The long-term consequences of these events are currently unknown.
Clinical examination should include evaluation for physical signs of fat redistribution. Consideration should be given to the measurement of serum lipids and blood glucose. Lipid disorders should be managed as clinically appropriate.
Immune Reconstitution Syndrome: In HIV-infected patients with severe immune deficiency at the time of initiation of antiretroviral therapy (ART), an inflammatory reaction to asymptomatic or residual opportunistic infections may arise and cause serious clinical conditions, or aggravation of symptoms. Typically, such reactions have been observed within the first few weeks or months of initiation of ART. Relevant examples are cytomegalovirus retinitis, generalized and/or focal mycobacterial infections and Pneumocystis jiroveci (P. carinii) pneumonia. Any inflammatory symptoms must be evaluated without delay and treatment initiated when necessary.
Patients Co-Infected with Hepatitis B Virus: Clinical trial and marketed use of lamivudine, have shown that some patients with chronic hepatitis B virus (HBV) disease may experience clinical or laboratory evidence of recurrent hepatitis upon discontinuation of lamivudine, which may have more severe consequences in patients with decompensated liver disease. If lamivudine is discontinued in a patient with HIV and HBV co-infection, periodic monitoring of both liver function tests and markers of HBV replication should be considered.
Oral Solution: Diabetic patients should be advised that an adult dose contains sucrose 3 g.
Effects on the Ability to Drive or Operate Machinery: There have been no studies to investigate the effect of 3TC on driving performance or the ability to operate machinery. Further, a detrimental effect on such activities cannot be predicted from the pharmacology of lamivudine. Nevertheless, the clinical status of the patient and the adverse event profile of 3TC should be borne in mind when considering the patient's ability to drive or operate machinery.

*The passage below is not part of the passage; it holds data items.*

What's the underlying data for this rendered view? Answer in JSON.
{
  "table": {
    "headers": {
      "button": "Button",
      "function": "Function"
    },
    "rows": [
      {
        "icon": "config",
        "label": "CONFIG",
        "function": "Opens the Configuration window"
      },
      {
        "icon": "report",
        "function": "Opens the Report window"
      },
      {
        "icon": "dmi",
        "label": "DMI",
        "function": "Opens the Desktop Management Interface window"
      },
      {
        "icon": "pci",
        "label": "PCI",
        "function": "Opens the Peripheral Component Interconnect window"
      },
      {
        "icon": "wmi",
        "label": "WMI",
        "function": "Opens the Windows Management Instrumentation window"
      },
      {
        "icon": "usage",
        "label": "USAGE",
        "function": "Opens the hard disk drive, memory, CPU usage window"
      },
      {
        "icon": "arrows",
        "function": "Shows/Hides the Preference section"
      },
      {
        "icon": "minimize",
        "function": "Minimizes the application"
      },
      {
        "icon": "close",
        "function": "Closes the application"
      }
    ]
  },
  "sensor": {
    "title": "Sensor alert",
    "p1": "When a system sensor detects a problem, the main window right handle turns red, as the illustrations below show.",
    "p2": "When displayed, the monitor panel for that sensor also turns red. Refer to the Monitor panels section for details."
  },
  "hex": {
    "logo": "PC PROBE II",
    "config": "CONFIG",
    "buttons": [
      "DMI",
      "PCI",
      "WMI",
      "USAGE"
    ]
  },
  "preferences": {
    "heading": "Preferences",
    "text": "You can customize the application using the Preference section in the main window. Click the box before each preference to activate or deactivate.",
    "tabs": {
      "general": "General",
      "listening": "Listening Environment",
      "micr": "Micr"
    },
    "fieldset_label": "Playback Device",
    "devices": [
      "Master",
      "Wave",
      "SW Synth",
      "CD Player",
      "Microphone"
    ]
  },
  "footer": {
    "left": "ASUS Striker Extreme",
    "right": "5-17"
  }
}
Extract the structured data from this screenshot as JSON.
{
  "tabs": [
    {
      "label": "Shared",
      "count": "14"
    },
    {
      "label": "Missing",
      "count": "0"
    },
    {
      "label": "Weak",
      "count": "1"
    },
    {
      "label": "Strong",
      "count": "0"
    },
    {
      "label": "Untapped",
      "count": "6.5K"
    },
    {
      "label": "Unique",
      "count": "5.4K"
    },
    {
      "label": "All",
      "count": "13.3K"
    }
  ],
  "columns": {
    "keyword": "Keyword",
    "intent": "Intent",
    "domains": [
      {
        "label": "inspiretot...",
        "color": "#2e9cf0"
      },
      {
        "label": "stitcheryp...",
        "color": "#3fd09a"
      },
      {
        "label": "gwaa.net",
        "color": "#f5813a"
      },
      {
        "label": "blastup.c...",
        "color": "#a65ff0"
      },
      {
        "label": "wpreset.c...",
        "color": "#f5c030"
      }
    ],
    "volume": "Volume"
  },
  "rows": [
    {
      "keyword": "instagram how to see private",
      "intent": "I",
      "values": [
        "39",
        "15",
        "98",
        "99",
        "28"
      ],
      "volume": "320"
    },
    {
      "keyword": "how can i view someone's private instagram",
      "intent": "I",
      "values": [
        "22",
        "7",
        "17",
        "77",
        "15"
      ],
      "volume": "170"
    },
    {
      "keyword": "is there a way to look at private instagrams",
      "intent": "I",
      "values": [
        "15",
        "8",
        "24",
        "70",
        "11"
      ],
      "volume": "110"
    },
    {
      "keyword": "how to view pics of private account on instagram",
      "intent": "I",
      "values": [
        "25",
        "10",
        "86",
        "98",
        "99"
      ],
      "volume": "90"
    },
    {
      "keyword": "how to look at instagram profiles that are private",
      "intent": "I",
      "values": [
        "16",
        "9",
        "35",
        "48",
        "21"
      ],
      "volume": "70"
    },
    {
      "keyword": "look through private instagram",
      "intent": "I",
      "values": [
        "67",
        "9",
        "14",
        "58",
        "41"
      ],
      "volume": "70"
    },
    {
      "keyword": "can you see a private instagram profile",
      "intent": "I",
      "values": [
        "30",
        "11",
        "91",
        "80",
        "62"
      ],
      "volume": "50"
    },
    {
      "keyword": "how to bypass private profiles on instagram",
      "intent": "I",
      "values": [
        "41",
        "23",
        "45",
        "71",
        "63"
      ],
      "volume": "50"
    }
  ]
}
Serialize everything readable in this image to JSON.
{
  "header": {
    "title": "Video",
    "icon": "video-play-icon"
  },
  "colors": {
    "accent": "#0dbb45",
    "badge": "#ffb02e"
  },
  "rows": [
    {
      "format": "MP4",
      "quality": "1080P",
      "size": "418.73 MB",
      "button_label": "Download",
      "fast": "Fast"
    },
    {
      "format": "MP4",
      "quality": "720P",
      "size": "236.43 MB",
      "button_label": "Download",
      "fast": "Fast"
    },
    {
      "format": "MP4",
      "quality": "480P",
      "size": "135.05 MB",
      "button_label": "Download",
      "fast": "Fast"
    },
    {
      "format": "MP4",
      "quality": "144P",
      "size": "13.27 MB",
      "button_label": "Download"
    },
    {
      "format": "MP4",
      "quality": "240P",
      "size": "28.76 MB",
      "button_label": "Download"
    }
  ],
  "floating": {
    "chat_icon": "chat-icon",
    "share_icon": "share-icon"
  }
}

Use in pregnancy & lactation: There are limited data available on the safety of 3TC in human pregnancy. Studies in humans have confirmed that lamivudine crosses the placenta. Use in pregnancy should be considered only if the benefit outweighs the risk. Although the results of animal studies (see Toxicology under Actions) are not always predictive of human response, the findings in the rabbit suggest a potential risk of early embryonic loss.
There have been reports of mild, transient elevations in serum lactate levels, which may be due to mitochondrial dysfunction, in neonates and infants exposed in utero or peri-partum to nucleoside reverse transcriptase inhibitors (NRTIs). The clinical relevance of transient elevations in serum lactate is unknown. There have also been very rare reports of developmental delay, seizures and other neurological disease. However, a causal relationship between these events and NRTI exposure in utero or peri-partum has not been established. These findings do not affect current recommendations to use antiretroviral therapy in pregnant women to prevent vertical transmission of HIV.
Health experts recommend that where possible, women infected with HIV do not breastfeed their infants in order to avoid the transmission of HIV. Following oral administration, lamivudine was excreted in human breast milk at similar concentrations to those found in serum (1-8 mcg/mL). Since lamivudine and the virus pass into breast milk, it is recommended that mothers taking lamivudine do not breastfeed their infants.